Gazzettino

«I soldi non arrivano, saremo costretti a chiudere le scuole d’infanzia di San Donà».
A lanciare l’allarme è don Edmondo Lanciarotta, parroco di Mussetta e referente delle scuole d’infanzia della zona. Da tempo i bilanci delle sei materne del Sandonatese sono in rosso. Si tratta delle scuole di Mussetta (anche nido), in centro di San Luigi e della parrocchia di San Giuseppe Lavoratore, mentre nelle frazioni si trovano a Fossà, Calvecchia, Chiesanuova. In totale si occupano di circa 600 piccoli e danno lavoro a circa 30 maestre. «Non sono stati versati tre anni di contributi dello Stato – spiega il sacerdote -. Finora abbiamo resistito anche lasciando da 4 anni la retta invariata: il costo della vita è cresciuto, ma non vogliamo aumentare i costi per le famiglie». Un aumento che sarebbe dovuto essere tra i 20 e i 30 euro al mese, con rette che sarebbero così passate dagli attuali 130-140 euro a 160. «Siamo al limite – continua il sacerdote -. Stiamo già razionalizzando tutti i costi, come le spese di cancelleria, ma i margini di manovra sono ormai ridotti. Inoltre nelle materne della zona offriamo una certa qualità di servizi, ad esempio alle 7,30 tutte le sedi sono già aperte e pronte per accogliere i bambini». Per pagare il servizio finora hanno provveduto il Comune e le parrocchie dovendo affrontare molte difficoltà e talvolta gli stessi dipendenti hanno percepito lo stipendio in ritardo.
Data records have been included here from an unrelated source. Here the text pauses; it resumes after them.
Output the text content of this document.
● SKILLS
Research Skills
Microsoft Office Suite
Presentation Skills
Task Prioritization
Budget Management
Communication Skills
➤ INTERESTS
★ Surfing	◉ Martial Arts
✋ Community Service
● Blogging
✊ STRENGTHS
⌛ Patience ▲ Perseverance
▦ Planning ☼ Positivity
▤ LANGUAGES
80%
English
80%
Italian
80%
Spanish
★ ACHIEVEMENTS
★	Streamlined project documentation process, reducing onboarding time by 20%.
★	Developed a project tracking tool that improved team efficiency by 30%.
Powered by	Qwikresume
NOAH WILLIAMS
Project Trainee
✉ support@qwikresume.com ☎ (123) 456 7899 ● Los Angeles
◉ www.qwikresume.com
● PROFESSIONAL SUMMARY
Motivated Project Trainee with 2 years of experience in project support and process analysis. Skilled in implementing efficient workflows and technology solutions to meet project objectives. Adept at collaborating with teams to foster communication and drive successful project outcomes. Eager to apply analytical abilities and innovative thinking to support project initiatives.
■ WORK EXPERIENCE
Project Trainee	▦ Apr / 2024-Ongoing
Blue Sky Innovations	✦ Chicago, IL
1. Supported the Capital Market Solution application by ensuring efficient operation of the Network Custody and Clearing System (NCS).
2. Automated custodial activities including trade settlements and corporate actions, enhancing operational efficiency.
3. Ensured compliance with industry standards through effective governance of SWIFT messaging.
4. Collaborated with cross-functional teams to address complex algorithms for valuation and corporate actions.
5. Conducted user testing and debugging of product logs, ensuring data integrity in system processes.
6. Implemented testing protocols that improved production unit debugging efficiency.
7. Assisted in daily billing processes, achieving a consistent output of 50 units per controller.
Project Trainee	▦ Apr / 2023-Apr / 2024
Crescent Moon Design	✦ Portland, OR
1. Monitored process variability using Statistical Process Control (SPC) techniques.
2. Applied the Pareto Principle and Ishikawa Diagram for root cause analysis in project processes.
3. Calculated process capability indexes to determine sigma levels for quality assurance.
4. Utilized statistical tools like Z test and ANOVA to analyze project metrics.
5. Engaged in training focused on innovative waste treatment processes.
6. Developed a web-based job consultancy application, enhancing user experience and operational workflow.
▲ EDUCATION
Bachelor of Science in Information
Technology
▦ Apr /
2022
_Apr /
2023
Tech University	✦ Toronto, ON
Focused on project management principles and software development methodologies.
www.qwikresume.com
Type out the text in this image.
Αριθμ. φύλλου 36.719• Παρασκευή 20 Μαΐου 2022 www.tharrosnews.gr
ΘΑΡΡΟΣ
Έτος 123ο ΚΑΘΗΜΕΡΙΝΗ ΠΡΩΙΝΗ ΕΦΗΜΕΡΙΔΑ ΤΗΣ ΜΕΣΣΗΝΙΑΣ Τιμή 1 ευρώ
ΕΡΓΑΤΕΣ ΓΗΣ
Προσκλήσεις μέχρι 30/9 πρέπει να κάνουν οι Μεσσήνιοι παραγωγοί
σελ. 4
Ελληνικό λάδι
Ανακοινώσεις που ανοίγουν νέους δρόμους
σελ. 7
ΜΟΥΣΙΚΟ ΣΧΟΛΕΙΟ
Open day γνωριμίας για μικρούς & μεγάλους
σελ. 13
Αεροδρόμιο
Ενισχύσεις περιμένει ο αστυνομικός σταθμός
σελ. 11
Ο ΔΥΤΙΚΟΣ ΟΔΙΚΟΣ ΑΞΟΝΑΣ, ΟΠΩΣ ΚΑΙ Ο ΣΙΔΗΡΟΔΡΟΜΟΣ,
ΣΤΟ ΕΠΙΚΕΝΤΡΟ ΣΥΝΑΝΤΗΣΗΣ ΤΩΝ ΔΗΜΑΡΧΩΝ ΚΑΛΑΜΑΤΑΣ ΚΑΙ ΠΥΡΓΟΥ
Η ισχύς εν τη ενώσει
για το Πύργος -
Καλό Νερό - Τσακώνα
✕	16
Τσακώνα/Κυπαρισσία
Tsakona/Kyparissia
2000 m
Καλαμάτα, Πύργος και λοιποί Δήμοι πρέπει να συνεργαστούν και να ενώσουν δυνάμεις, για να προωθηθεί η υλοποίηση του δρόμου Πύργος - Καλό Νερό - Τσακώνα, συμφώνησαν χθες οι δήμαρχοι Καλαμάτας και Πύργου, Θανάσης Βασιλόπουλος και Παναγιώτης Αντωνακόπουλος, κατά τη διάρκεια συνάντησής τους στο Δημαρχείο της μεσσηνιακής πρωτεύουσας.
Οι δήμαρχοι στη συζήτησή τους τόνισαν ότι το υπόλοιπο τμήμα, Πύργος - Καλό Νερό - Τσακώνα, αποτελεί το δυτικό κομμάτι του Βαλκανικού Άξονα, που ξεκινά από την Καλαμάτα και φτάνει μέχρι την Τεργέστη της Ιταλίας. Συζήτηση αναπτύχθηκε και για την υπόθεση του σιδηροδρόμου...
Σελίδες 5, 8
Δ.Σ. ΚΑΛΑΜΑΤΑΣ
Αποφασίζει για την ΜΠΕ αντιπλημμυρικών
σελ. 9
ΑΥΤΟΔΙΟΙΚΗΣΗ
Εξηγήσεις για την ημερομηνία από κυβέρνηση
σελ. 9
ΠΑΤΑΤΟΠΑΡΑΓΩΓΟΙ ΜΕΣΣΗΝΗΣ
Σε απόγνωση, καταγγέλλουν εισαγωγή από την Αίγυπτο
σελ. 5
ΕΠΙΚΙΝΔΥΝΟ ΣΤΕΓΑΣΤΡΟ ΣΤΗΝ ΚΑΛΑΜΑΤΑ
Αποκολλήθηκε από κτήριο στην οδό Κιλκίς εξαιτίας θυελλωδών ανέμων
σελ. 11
Le parrocchie arrivano a raccogliere dai 5 ai 10mila euro l’anno, anche attraverso feste promosse in questi giorni, possibili grazie a molti volontari. «Cerchiamo di mantenere questo spirito, ma non si può più andare avanti così». Il Comune contribuisce con 430mila euro l’anno distribuiti nelle sei sedi, ma anche questa somma sembra destinata a diminuire. «Abbiamo una buona convenzione del Comune – continua il parroco -. Non vogliamo porci in contrasto, ma se ci saranno ulteriori tagli non potremo continuare. Mi chiedo cosa accadrà se non saranno tutelate scuola e famiglia. Se il Comune facesse pressione per ottenere i contributi al Ministero all’Istruzione non dovrebbe versare nulla. Non vogliamo organizzare scioperi, però il rischio è che vengano a mancare servizi come l’assistenza, la formazione e l’istruzione preziosi per la crescita dei bambini. Un taglio sul futuro della città».